Foodborne disease adalah suatu penyakit yang disebabkan oleh adanya mikroorganisme patogen yang masuk bersama makanan. Produk pangan yang tidak memenuhi persyaratan mutu, keamanan dan cemaran bakteri patogen dapat mengakibatkan terjadinya foodborne disease. Anak sekolah merupakan usia yang rentan terhadap infeksi bakteri dan membutuhkan makanan yang cukup secara kuantitas serta kualitas sehingga memiliki keadaan atau status gizi yang baik dan dapat memperkuat sistem imun dalam tubuhnya. Penelitian ini bertujuan untuk mengetahui hubungan sanitasi dengan kontaminasi bakteri pada makanan jajanan  di kantin sekolah dasar yang berada Kecamatan Tembalang Kota Semarang.

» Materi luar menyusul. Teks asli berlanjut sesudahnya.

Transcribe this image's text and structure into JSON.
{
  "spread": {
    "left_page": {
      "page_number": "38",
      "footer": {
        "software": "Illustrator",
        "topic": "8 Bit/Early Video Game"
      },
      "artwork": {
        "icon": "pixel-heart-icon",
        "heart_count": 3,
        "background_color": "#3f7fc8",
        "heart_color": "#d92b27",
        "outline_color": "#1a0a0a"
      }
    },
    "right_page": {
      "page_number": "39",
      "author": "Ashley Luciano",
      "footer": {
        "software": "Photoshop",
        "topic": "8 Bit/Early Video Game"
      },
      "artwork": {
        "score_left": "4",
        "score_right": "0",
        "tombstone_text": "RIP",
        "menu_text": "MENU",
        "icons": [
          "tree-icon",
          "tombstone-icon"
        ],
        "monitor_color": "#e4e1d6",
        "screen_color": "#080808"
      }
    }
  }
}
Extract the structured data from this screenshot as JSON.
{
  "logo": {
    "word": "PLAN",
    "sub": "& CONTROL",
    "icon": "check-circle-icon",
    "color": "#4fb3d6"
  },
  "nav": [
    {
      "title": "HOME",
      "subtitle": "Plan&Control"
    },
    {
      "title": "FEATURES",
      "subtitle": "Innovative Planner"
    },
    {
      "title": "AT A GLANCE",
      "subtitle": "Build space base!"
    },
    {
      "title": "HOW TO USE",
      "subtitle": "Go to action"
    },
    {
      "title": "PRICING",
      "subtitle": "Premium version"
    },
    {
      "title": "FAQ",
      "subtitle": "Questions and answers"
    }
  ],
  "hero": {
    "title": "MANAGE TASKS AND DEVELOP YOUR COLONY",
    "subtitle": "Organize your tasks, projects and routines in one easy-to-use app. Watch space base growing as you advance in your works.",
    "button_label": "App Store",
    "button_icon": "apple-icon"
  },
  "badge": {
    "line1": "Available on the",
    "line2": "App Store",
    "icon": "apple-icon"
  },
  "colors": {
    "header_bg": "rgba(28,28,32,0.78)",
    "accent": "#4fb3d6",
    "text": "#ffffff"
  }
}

Jenis penelitian analitik observasional dan pendekatan cross sectional. Sampel penelitian sejumlah 48 jajanan yang dijual di sekolah dasar. Pemeriksaan kontaminasi bakteri didasarkan angka koliform dan Salmonella sp. Data dianalisis dengan Chi-squre test. Hasil penelitian menunjukkan jajanan di kantin sekolah dasar yang tidak memenuhi syarat kesehatan sebesar 82,2% dengan status koliform tidak memenuhi syarat sebanyak 67,8% dan terkontaminasi Salmonella sp sebanyak 37,8%. Faktor yang berhubungan dengan kontaminasi bakteri dan status bakteriologi jajanan di sekolah dasar diantaranya adalah pengetahuan penjual, praktik sanitasi penjual, serta sanitasi tempat berjualan. Pendidikan kesehatan tentang pengelolaan makanan perlu diberikan pada penjual makanan di sekolah dasar.